Вот и мы дожили, Вот и мы получаем весточки В изжеванных конвертах с треугольными штемпелями, Где сквозь запах армейской кожи, Сквозь бестолочь Слышно самое то, То самое, — Как гудок за полями. Вот и ты, товарищ красноармеец музвзвода, Воду пьешь по утрам из заболоченных речек. А поля между нами, А леса между нами и воды. Человек ты мой, Человек ты мой, Дорогой ты мой человече! А поля между нами, А леса между вами. (Россия! Разметалась, раскинулась По лежбищам, по урочищам. Что мне звать тебя? Разве голосом ее осилишь, Если в ней, словно в памяти, словно в юности: Попадешь — не воротишься.) А зима между нами, (Зима ты моя, Словно матовая, Словно ро сшитая, На большак, большая, хрома ты, На проселочную горбата, А снега по тебе — громада, Сине-синие, запорошенные.) Я и писем писать тебе не научен. А твои читаю, Особенно те, что для женщины. Есть такое в них самое, Что ни выдумать, ни намучить, Словно что-то поверено, Потом потеряно, Потом обещано. (…А вы всё трагической героиней, А снитесь — девочкой-неспокойкой.

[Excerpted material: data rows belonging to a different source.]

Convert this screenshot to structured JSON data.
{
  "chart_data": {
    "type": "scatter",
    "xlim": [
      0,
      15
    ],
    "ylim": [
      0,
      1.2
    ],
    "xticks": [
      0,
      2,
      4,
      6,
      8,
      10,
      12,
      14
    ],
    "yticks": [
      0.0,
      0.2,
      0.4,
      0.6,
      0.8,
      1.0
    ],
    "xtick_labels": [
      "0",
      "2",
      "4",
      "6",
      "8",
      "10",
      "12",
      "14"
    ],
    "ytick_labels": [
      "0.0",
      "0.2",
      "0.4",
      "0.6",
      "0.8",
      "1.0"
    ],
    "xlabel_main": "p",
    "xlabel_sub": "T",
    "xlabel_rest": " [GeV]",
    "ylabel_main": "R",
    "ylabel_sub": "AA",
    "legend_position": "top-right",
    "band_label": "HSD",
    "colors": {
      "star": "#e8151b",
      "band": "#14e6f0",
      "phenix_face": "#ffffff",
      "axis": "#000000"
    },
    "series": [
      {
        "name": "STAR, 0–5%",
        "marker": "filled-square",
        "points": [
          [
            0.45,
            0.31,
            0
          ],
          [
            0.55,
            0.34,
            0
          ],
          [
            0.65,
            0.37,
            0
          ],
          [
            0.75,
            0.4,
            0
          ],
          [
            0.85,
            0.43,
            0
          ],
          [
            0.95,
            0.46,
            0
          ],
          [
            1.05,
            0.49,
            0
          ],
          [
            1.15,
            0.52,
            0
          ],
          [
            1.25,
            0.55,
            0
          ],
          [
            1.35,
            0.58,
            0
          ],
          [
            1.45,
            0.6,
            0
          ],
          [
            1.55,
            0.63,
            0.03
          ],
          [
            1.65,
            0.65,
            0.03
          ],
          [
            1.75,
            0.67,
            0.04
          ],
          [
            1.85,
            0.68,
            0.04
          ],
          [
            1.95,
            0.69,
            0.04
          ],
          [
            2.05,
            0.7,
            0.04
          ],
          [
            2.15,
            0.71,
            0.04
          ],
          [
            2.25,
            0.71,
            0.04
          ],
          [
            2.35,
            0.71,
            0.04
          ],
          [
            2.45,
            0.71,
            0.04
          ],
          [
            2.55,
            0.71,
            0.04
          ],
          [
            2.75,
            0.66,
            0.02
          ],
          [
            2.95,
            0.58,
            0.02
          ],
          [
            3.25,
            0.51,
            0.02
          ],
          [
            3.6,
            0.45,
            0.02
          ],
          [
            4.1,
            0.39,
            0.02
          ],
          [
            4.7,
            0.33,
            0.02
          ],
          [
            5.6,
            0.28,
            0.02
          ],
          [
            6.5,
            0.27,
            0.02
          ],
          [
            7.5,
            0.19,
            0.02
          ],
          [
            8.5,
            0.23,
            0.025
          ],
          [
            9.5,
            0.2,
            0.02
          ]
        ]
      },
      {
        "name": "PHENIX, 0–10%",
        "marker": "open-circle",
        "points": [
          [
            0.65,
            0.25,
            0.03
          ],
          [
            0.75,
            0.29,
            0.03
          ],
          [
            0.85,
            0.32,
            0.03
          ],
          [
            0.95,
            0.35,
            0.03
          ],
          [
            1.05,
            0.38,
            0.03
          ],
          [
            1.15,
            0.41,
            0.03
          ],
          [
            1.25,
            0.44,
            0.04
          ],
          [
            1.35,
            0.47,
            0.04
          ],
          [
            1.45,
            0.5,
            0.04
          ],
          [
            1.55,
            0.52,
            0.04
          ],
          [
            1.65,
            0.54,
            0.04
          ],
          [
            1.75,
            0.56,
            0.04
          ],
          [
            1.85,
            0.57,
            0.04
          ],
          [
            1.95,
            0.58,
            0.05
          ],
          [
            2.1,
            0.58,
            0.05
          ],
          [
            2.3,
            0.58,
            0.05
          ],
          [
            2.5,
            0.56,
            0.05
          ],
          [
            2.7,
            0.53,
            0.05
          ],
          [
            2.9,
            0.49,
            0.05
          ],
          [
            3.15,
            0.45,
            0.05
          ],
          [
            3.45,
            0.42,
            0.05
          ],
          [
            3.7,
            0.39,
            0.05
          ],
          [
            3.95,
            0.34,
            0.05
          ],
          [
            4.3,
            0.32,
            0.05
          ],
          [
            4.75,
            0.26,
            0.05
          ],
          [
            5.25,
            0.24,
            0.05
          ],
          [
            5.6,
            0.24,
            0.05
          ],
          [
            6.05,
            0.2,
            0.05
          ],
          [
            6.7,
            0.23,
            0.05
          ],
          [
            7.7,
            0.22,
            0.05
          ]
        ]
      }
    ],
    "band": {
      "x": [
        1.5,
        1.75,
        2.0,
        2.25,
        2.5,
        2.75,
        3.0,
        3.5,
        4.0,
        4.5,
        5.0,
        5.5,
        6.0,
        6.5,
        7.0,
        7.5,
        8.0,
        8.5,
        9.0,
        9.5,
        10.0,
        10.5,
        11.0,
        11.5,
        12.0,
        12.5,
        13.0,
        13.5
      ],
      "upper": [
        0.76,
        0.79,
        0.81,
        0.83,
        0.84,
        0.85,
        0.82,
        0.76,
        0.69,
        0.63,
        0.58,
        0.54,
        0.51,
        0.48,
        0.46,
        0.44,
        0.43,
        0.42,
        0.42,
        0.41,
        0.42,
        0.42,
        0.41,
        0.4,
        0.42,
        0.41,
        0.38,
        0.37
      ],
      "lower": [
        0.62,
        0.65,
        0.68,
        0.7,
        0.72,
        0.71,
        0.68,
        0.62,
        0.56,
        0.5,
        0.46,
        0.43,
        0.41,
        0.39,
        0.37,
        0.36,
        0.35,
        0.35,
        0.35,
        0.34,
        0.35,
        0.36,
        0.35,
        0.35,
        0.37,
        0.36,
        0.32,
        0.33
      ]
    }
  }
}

А трубач — тари-тари-та — трубит: «по койкам!» А ветра сухие на Западной Украине.) Я вот тоже любил одну, сероглазницу, Слишком взрослую, может быть слишком строгую. А уеду и вспомню такой проказницей, Непутевой такой, такой недотрогою. Мы пройдем через это. Как окурки, мы затопчем это, Мы, лобастые мальчики невиданной революции. В десять лет мечтатели, В четырнадцать — поэты и урки, В двадцать пять — внесенные в смертные реляции. Мое поколение — это зубы сожми и работай, Мое поколение — это пулю прими и рухни. Если соли не хватит — хлеб намочи потом, Если марли не хватит — портянкой замотай тухлой. Ты же сам понимаешь, я не умею бить в литавры, Мы же вместе мечтали, что пыль, что ковыль, что криница. Мы с тобою вместе мечтали пошляться по Таврии (Ну, по Крыму по-русски), A шляемся по заграницам. И когда мне скомандует пуля «не торопиться» И последний выдох на снегу воронку выжжет (Ты должен выжить, я хочу, чтобы ты выжил), Ты прости мне тогда, что я не писал тебе писем. А за нами женщины наши, И годы наши босые, И стихи наши, И юность, И январские рассветы. А леса за нами, А поля за нами — Россия! И наверно, земшарная Республика Советов! Вот и не вышло письма. Не вышло письма, Какое там! Но я напишу, Повинен. Ведь я понимаю, Трубач «тари-тари-та» трубит: «по койкам!» И ветра сухие на Западной Украине.